Accuracy of Self-Reported Vaccination Status in a Cohort of Patients with Inflammatory Bowel Disease

Dig Dis Sci. 2020 Sep 29;1-7. doi: 10.1007/s10620-020-06631-6. Online ahead of print.

Ryan Smith 1, Jeffery Hubers 2, Francis A Farraye 3, Emmanuel Sampene 4, Mary S Hayney 5, Freddy Caldera 6

 
     

Author information

  • 1Department of Medicine, University of Wisconsin School of Medicine and Public Health, Madison, WI, USA.
  • 2Division of Gastroenterology and Hepatology, University of Wisconsin School of Medicine and Public Health, 1685 Highland Avenue, Room 4240-01A MFCB, Madison, WI, 53705, USA.
  • 3Department of Gastroenterology and Hepatology, Mayo Clinic, Jacksonville, FL, USA.
  • 4Department of Biostatics and Medical Informatics, University of Wisconsin-Madison, Madison, WI, USA.
  • 5University of Wisconsin School of Pharmacy, Madison, WI, USA.
  • 6Division of Gastroenterology and Hepatology, University of Wisconsin School of Medicine and Public Health, 1685 Highland Avenue, Room 4240-01A MFCB, Madison, WI, 53705, USA. fcaldera@medicine.wisc.edu.

Abstract

Background and aims: Prevention of vaccine-preventable diseases is important in the care of patients with inflammatory bowel disease (IBD). Thus, accurate immunization histories are critical. Many providers rely on patient self-report when assessing immunization status. The primary aim of our study was to determine the accuracy of self-reported influenza vaccination status in a cohort of patients with IBD.
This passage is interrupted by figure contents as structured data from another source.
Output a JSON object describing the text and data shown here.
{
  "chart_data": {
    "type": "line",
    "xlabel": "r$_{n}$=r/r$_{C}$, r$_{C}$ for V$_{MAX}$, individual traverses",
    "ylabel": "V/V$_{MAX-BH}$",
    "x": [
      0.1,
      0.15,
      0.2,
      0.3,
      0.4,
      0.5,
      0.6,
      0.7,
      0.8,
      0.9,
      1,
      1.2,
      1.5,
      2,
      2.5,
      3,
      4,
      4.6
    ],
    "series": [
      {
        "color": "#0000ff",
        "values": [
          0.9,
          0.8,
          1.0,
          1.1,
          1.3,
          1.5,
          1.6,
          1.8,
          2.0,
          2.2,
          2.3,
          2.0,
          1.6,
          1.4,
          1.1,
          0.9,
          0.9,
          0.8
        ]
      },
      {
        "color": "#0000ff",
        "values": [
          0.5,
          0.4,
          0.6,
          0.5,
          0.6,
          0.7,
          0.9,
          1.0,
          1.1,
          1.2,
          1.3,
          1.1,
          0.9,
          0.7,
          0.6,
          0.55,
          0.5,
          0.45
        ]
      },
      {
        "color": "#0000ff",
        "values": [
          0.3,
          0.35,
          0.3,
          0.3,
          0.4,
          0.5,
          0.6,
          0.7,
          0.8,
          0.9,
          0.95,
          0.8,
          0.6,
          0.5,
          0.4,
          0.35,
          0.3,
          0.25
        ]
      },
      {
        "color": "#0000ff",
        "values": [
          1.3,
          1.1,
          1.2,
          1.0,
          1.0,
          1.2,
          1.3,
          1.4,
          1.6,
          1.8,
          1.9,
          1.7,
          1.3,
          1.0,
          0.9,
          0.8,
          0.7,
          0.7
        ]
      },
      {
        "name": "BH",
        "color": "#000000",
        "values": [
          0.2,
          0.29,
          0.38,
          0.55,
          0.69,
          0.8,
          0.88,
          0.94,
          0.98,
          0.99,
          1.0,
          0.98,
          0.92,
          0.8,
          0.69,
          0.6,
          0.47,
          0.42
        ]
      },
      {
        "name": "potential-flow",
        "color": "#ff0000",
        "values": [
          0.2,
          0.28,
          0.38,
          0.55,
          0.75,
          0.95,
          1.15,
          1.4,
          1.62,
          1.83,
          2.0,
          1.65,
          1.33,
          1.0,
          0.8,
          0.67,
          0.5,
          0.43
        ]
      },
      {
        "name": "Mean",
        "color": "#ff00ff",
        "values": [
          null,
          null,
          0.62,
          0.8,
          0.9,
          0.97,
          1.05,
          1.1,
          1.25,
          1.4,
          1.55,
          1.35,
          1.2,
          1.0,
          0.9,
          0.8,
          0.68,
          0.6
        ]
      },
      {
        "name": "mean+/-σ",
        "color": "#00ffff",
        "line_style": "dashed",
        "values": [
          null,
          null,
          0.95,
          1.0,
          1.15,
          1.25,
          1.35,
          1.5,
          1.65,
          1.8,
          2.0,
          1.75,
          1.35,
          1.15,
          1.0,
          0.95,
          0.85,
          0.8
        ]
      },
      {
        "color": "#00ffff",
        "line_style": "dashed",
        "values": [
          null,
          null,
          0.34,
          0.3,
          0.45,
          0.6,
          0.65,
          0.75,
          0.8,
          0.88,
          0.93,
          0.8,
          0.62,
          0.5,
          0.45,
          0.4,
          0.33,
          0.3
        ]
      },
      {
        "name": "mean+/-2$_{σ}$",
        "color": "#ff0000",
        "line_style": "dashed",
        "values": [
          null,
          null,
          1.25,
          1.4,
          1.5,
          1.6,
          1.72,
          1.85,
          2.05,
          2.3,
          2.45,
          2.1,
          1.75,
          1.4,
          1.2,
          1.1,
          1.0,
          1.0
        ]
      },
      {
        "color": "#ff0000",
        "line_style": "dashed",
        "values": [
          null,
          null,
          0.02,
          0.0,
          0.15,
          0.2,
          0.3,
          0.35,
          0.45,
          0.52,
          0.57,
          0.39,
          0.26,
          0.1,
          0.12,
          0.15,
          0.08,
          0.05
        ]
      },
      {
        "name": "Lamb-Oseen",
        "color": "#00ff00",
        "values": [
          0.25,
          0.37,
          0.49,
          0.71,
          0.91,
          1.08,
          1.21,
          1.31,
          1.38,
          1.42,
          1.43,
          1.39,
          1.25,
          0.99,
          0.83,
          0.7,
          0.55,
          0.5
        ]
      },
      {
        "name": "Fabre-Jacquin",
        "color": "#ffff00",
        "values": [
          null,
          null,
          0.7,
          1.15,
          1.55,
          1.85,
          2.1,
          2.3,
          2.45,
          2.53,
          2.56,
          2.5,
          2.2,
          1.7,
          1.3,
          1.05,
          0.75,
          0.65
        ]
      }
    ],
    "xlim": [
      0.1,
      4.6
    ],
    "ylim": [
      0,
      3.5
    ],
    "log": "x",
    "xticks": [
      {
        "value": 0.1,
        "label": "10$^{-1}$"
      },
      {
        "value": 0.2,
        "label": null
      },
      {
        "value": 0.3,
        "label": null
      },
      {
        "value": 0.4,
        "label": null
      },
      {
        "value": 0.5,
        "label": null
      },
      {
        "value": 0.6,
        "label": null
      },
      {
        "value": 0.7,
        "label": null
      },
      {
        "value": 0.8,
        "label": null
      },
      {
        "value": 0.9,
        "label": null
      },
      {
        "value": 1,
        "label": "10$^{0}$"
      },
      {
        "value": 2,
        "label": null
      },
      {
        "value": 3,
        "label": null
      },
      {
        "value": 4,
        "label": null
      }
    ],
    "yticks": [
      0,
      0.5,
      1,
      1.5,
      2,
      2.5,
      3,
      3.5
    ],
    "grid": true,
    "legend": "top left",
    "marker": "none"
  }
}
Methods: We conducted a prospective study of patients with IBD who answered a vaccination status questionnaire and compared their responses to the Wisconsin Immunization Registry, a state-wide electronic immunization information system. The primary outcome was the sensitivity and specificity of self-reported influenza vaccination status. A secondary outcome evaluated the sensitivity and specificity of pneumococcal vaccination status.
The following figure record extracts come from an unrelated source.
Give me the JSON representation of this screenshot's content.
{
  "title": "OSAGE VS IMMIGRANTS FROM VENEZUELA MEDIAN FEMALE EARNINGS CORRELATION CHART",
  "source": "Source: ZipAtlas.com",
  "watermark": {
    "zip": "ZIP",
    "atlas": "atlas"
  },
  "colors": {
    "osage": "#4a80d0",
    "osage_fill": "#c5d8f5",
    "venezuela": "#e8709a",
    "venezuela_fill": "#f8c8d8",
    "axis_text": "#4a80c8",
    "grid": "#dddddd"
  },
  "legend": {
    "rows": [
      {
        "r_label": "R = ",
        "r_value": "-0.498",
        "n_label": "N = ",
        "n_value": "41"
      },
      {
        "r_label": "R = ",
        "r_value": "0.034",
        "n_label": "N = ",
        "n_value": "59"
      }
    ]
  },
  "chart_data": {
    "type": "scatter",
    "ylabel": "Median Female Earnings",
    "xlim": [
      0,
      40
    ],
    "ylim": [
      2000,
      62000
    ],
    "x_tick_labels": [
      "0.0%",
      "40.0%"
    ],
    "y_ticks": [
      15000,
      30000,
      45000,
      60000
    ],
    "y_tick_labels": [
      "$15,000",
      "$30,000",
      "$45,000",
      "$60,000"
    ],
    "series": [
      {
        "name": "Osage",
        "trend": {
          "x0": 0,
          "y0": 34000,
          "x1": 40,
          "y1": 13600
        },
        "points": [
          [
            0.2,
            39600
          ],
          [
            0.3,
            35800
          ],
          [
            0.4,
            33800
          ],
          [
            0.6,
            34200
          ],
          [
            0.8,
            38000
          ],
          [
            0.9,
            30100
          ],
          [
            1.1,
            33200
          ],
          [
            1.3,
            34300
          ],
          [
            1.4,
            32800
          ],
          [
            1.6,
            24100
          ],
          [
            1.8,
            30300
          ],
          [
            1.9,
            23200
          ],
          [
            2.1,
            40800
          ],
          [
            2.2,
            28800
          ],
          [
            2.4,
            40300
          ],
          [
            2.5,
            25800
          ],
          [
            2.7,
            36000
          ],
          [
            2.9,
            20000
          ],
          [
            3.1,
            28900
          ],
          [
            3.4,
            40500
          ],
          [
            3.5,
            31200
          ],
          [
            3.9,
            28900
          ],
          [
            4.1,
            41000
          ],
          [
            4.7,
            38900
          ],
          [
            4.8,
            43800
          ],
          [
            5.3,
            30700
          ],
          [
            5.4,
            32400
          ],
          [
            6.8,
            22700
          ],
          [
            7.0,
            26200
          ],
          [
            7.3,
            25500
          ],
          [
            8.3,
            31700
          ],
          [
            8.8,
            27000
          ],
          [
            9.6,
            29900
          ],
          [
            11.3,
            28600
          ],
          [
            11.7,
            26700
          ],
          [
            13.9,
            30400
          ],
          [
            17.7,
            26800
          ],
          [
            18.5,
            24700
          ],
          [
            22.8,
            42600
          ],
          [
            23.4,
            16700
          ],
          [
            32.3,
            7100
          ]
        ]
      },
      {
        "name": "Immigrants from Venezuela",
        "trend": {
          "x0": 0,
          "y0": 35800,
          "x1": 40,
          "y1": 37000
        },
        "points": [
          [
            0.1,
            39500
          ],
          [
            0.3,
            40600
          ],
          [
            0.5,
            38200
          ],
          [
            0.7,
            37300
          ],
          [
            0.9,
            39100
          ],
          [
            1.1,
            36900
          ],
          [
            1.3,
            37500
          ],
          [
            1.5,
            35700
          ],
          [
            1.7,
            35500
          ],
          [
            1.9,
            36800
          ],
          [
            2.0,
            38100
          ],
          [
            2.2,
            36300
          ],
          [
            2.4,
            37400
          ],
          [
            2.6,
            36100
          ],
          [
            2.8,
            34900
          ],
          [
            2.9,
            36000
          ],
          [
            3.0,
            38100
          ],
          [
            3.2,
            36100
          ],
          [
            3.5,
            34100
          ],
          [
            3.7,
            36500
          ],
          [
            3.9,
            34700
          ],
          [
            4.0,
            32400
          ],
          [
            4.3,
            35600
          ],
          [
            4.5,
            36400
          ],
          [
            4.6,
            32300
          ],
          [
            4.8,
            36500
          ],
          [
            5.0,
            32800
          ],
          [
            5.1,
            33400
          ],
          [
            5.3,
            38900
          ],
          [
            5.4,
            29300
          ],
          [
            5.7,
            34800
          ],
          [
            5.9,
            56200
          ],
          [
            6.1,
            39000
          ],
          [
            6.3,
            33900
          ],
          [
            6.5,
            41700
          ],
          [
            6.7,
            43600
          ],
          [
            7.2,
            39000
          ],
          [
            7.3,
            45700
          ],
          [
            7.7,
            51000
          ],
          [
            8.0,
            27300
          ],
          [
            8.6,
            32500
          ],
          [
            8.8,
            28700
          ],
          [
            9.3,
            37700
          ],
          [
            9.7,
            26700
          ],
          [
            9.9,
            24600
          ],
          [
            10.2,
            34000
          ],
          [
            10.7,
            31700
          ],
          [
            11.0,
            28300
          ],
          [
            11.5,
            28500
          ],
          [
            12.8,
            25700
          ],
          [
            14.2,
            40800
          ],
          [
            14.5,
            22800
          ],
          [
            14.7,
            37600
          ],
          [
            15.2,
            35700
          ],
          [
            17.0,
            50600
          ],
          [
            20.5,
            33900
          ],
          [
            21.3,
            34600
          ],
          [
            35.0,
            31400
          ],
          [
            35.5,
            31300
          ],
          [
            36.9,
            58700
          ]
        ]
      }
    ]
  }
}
Results: A total of 200 patients with IBD were included in the study. Documented immunization rates were 74.5% for influenza vaccinations and 79.9% for pneumococcal vaccinations. Influenza vaccination self-report had a sensitivity of 98.7%, a specificity of 90.2%, a positive predictive value (PPV) of 96.7% and a negative predictive value (NPV) of 95.8%. In comparison, the sensitivity for pneumococcal vaccination was 83.5% with a specificity of 86.2%, PPV of 96.4%, and NPV of 54.3%.
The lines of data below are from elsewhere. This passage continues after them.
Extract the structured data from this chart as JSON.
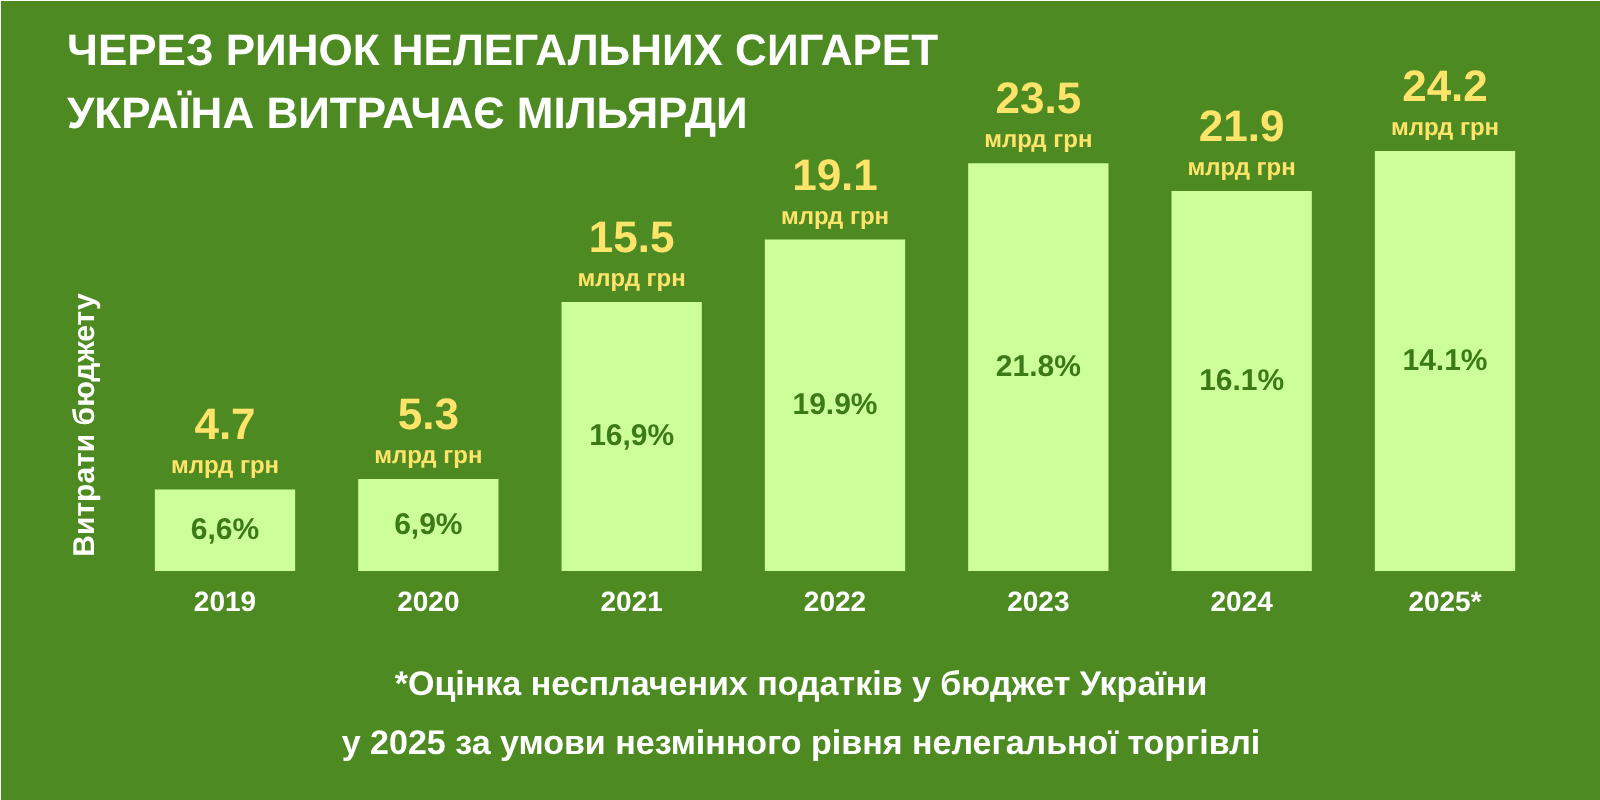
{
  "chart_data": {
    "type": "bar",
    "title": "ЧЕРЕЗ РИНОК НЕЛЕГАЛЬНИХ СИГАРЕТ\nУКРАЇНА ВИТРАЧАЄ МІЛЬЯРДИ",
    "ylabel": "Витрати бюджету",
    "categories": [
      "2019",
      "2020",
      "2021",
      "2022",
      "2023",
      "2024",
      "2025*"
    ],
    "values": [
      4.7,
      5.3,
      15.5,
      19.1,
      23.5,
      21.9,
      24.2
    ],
    "color": "#ccff99",
    "value_labels": [
      "4.7\nмлрд грн",
      "5.3\nмлрд грн",
      "15.5\nмлрд грн",
      "19.1\nмлрд грн",
      "23.5\nмлрд грн",
      "21.9\nмлрд грн",
      "24.2\nмлрд грн"
    ],
    "annotations": [
      "6,6%",
      "6,9%",
      "16,9%",
      "19.9%",
      "21.8%",
      "16.1%",
      "14.1%",
      "*Оцінка несплачених податків у бюджет України\nу 2025 за умови незмінного рівня нелегальної торгівлі"
    ],
    "grid": false
  }
}
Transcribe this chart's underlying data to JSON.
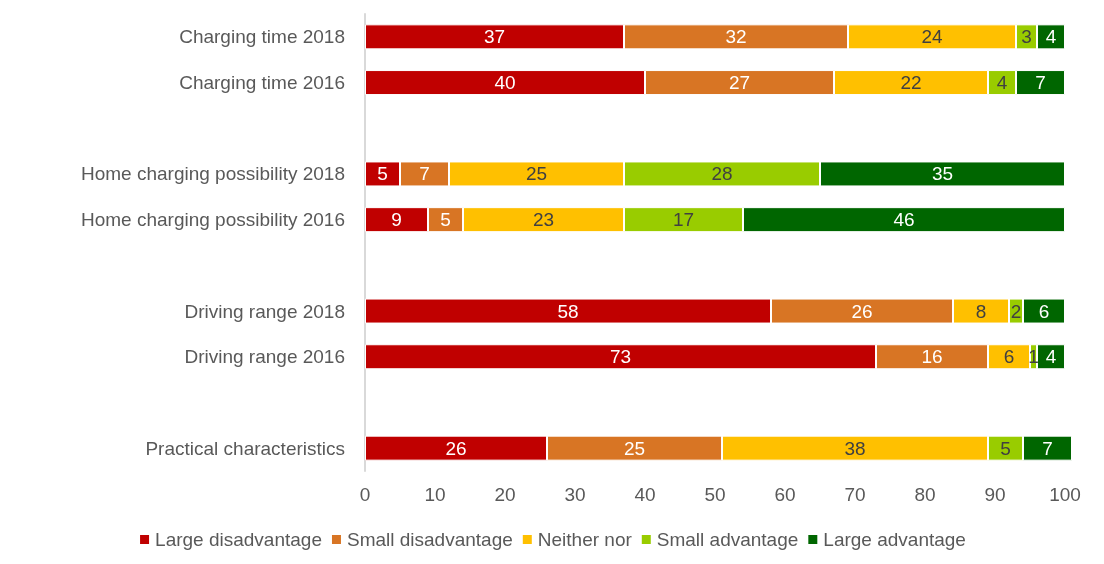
{
  "chart_data": {
    "type": "bar",
    "orientation": "horizontal",
    "stacked": true,
    "data_labels": true,
    "grid": false,
    "legend": "bottom",
    "categories": [
      "Charging time 2018",
      "Charging time 2016",
      null,
      "Home charging possibility 2018",
      "Home charging possibility 2016",
      null,
      "Driving range 2018",
      "Driving range 2016",
      null,
      "Practical characteristics"
    ],
    "xlim": [
      0,
      101
    ],
    "xticks": [
      0,
      10,
      20,
      30,
      40,
      50,
      60,
      70,
      80,
      90,
      100
    ],
    "series": [
      {
        "name": "Large disadvantage",
        "color": "#c00000",
        "values": [
          37,
          40,
          null,
          5,
          9,
          null,
          58,
          73,
          null,
          26
        ]
      },
      {
        "name": "Small disadvantage",
        "color": "#d87524",
        "values": [
          32,
          27,
          null,
          7,
          5,
          null,
          26,
          16,
          null,
          25
        ]
      },
      {
        "name": "Neither nor",
        "color": "#ffc000",
        "values": [
          24,
          22,
          null,
          25,
          23,
          null,
          8,
          6,
          null,
          38
        ]
      },
      {
        "name": "Small advantage",
        "color": "#99cc00",
        "values": [
          3,
          4,
          null,
          28,
          17,
          null,
          2,
          1,
          null,
          5
        ]
      },
      {
        "name": "Large advantage",
        "color": "#006600",
        "values": [
          4,
          7,
          null,
          35,
          46,
          null,
          6,
          4,
          null,
          7
        ]
      }
    ]
  }
}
Conclusions: Self-reported influenza immunization status is sensitive and specific in patients with IBD. Accuracy for pneumococcal vaccination is slightly lower, but responses were notable for a high PPV. Self-report is an effective way to determine influenza immunization status and provides useful information for receipt of pneumococcal vaccine in patients with IBD.